Après avoir envisagé la piste scandinave, le préhistorien reconnait qu’il n’a aucune certitude. Il écrit avec beaucoup de bon sens. 

« Il ne faut pas se laisser trop entraîner par ces séduisants rapprochements que ces analogies peuvent être les caractères… d’une même époque, le IXe siècle par exemple, sans impliquer le passage des Normands partout où nous trouvons ces mêmes objets ».

Cette prudence est de miserien ne ressemble plus à un site viking qu’un site carolingien. Toutes les « mottes carolingiennes » de France peuvent tout aussi bien être scandinaves. Cette possibilité est cependant rarement envisagée par des archéologues qui ont en tête l’image du pillard de monastère, un envahisseur furtif et itinérant. Mais ce cliché est plus que jamais remis en cause. Une autre vérité est en train de s’imposer : la motte castrale n’a jamais été une défense dans la tradition franque.

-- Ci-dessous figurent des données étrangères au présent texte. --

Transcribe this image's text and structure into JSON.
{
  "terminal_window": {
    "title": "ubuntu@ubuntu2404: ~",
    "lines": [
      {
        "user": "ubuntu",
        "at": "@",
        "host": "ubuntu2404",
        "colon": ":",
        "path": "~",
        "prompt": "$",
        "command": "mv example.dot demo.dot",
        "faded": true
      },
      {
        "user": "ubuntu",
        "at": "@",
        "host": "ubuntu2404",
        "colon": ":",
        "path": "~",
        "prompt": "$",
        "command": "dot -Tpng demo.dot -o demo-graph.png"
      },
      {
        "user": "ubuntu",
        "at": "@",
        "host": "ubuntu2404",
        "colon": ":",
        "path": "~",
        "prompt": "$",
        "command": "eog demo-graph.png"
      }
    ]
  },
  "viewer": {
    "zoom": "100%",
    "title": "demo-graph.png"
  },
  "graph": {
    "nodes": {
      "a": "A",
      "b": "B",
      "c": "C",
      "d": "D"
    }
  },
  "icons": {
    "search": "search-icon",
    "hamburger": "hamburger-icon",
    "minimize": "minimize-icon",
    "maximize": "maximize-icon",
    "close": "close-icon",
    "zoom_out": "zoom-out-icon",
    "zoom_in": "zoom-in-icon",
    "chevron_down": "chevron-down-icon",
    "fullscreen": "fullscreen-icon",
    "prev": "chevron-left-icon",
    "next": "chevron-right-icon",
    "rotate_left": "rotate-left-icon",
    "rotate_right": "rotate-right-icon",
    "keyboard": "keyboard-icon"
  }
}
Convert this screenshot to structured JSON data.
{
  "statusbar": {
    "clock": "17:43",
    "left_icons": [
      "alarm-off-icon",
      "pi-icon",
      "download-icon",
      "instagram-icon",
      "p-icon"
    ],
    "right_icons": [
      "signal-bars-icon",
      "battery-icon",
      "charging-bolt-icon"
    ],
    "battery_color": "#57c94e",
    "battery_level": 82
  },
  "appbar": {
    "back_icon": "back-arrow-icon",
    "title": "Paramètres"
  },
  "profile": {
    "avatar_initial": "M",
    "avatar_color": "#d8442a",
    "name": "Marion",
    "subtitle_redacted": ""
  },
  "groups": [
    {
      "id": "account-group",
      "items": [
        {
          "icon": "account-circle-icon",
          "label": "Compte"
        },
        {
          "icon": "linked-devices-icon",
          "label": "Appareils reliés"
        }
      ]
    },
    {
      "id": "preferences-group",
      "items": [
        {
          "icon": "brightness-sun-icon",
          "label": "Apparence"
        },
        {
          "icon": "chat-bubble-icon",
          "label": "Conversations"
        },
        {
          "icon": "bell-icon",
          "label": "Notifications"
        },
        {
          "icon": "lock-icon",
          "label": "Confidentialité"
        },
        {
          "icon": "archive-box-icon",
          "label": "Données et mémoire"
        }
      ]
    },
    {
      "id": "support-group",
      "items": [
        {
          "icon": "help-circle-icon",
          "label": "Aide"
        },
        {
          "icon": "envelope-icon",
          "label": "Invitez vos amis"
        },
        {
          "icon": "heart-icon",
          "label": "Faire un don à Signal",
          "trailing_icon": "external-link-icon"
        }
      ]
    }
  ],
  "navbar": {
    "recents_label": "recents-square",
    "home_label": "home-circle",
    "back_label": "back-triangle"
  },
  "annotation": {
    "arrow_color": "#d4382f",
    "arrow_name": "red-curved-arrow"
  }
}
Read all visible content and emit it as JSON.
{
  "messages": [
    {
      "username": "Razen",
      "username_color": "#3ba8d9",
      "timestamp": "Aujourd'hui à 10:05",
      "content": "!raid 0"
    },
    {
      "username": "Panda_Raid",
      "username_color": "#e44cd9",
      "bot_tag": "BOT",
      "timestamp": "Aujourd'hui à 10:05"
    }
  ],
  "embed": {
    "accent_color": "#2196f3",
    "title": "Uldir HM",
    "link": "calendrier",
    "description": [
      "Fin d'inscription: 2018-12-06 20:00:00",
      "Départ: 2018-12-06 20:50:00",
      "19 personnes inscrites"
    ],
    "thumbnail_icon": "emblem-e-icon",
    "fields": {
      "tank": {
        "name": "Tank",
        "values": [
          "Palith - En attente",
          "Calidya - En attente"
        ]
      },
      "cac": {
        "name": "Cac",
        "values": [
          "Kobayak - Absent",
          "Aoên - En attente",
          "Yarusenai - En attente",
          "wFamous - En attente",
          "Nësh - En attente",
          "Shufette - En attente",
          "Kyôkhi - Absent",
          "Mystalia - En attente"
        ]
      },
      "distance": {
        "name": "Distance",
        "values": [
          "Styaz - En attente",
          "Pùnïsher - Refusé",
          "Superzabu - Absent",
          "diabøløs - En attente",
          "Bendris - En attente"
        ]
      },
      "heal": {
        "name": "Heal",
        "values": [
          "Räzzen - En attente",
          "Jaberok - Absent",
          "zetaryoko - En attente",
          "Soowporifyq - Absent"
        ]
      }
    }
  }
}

Depuis toujours, la motte est une défense scandinave comme en témoigne la tapisserie de Bayeux. Les premières mottes, celles contemporaines des invasions vikings -considérées jusqu’à présent « carolingiennes »- doivent être présumées scandinaves.

C’est le cas de la motte de Pineuilh ou de la Tusque de Sainte Eulalie d’Ambarès en Gironde. Quant aux sites évoqués par Lartet, le lac de Paladru près de Grenoble, les Luquets en Haute-Garonne et le tumulus de Frégouville en Tarn-et-Garonne pourraient tout aussi bien être scandinaves.

Le doute peut venir pour le lac de Paladru, bien éloigné des zones ravagées par les hommes du Nord. Or, le lac de Paladru se trouve sur un axe commercial majeur traversant les Alpes et les Alpes vont représenter un enjeu véritable pour les hommes du Nord. S’ils veulent peser sur le commerce européen, ils doivent dominer les vallées alpines.